The Gospel According to Bishop Lance Henriksen

Deadly Movie Connections: Bishop, Played by Lance Henriksen in Aliens (1986), Alien3 (1992), and Alien vs. Predictor (2004)

Lance Henriksen can hold his head up high and proudly acclaim that he is only second to the mighty Sigourney Weaver when it comes to appearances in Alien movies, three to the latter’s four. There is however a slight quandary when it comes to the continuity of this Deadly Movies connection, let’s start at the beginning, and by the beginning I mean the year 2172.

Aliens (1986): Dir James Cameron. The android Bishop would first appear as an advanced model of the Ash android (Alien 1979 played by Ian Holm). Bishop is the executive officer aboard the military vessel Sulaco, destined for a rescue mission on LV-426. Bishop is essentially a strategic planner who’s primary function is to aid human survival by any means necessary, which he achieves to heroic levels when being torn in half by the Alien Queen. Of course as an android this is less of a fatal guts-spill and more of a spiny rainbow ball.

Alien3 (1992): Dir David Fincher. Bishop would also appear during the finale of Alien3 billed as Bishop II who claims to be the designer of the Bishop range. After a bit of a skirmish with want away prisoner Morse and his monkey-wrench, Bishop II clearly bleeds from the head (a scene accentuated in the 2003 Assembly Cut whereby Bishop II’s entire ear is hanging off). Blood would indicate that Bishop II is human right? Well Alien lineage teaches us that droids are filled with a milky white goop (see Ash’s decapitation in Alien, Bishop’s torso and legs separation in Aliens, and Call’s weepy wounds in Alien Resurrection) rather than blood. So at this stage Bishop II is either A) a human with a very high pain threshold, or B) an advanced model of android that utilises human tissue (think Terminator). Rumour has it that in the original screenplay Bishop II was indeed a human, a fact backed up by the novelisation whereby Bishop II is a human called Michael Bishop. This ambiguity however left the door ajar for one Paul W S Anderson (cough, asshole, cough).

AVP Alien vs. Predator (2004): Dir Paul W S Anderson. Now it gets confusing. Henriksen plays Charles Bishop Weyland, a rather coarse attempt to bridge both the matter of where the Bishop android derived from and the origin of the infamous Weyland-Yutani company. So Charles Bishop Weyland both looks like the android Bishop and owns one half of the company that would go on to form the super conglomerate that would build said Bishop’s. Coincidence? So it’s pretty obvious what we’re being asked to derive from this, Charles Bishop Weyland is the inventor of the android technology and the inspiration for its appearance. Which is a very tender move by the future scientists who think of this homage to Mr Weyland some 168 years in the future, one of the many glorious timeline problems caused by this movie (I wonder if future Mac robots will look like, and be called, Steve Jobs?) . Which brings us back to the troubling appearance of Bishop II in Alien3 and adding a third variable to the conundrum that C) Bishop II is the spitting-image direct descendent of Charles Bishop Weyland, let’s say great great grandson, which would account for the blood. Hmmmm.

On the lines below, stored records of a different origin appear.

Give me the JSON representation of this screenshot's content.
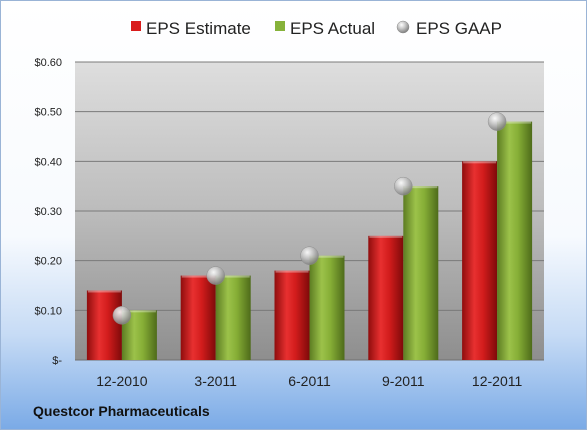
{
  "chart_data": {
    "type": "bar",
    "categories": [
      "12-2010",
      "3-2011",
      "6-2011",
      "9-2011",
      "12-2011"
    ],
    "series": [
      {
        "name": "EPS Estimate",
        "values": [
          0.14,
          0.17,
          0.18,
          0.25,
          0.4
        ],
        "color": "#d91c1c"
      },
      {
        "name": "EPS Actual",
        "values": [
          0.1,
          0.17,
          0.21,
          0.35,
          0.48
        ],
        "color": "#86b23a"
      },
      {
        "name": "EPS GAAP",
        "values": [
          0.09,
          0.17,
          0.21,
          0.35,
          0.48
        ],
        "color": "#b5b5b5",
        "mark": "sphere"
      }
    ],
    "yticks": [
      {
        "value": 0,
        "label": "$-"
      },
      {
        "value": 0.1,
        "label": "$0.10"
      },
      {
        "value": 0.2,
        "label": "$0.20"
      },
      {
        "value": 0.3,
        "label": "$0.30"
      },
      {
        "value": 0.4,
        "label": "$0.40"
      },
      {
        "value": 0.5,
        "label": "$0.50"
      },
      {
        "value": 0.6,
        "label": "$0.60"
      }
    ],
    "ylim": [
      0,
      0.6
    ],
    "grid": true,
    "legend_position": "top",
    "company": "Questcor Pharmaceuticals"
  }
}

In conclusion: To conclude my almost pointlessly deep investigation into the character of Bishop in the Alien franchise I give you final hypothesis: Bishop is an android developed somewhere between the events of Alien and Aliens, let’s say in the year 2160’ish. He is a product of the Weyland-Yutani corporation whose physical appearance was based on that of one of the companies founding fathers Charles Bishop Weyland. Bishop II (although originally intended to be human in the original Alien3 screenplay) is an advanced form of android who is covered in living tissue (due to the new continuity added by AVP). Done and done.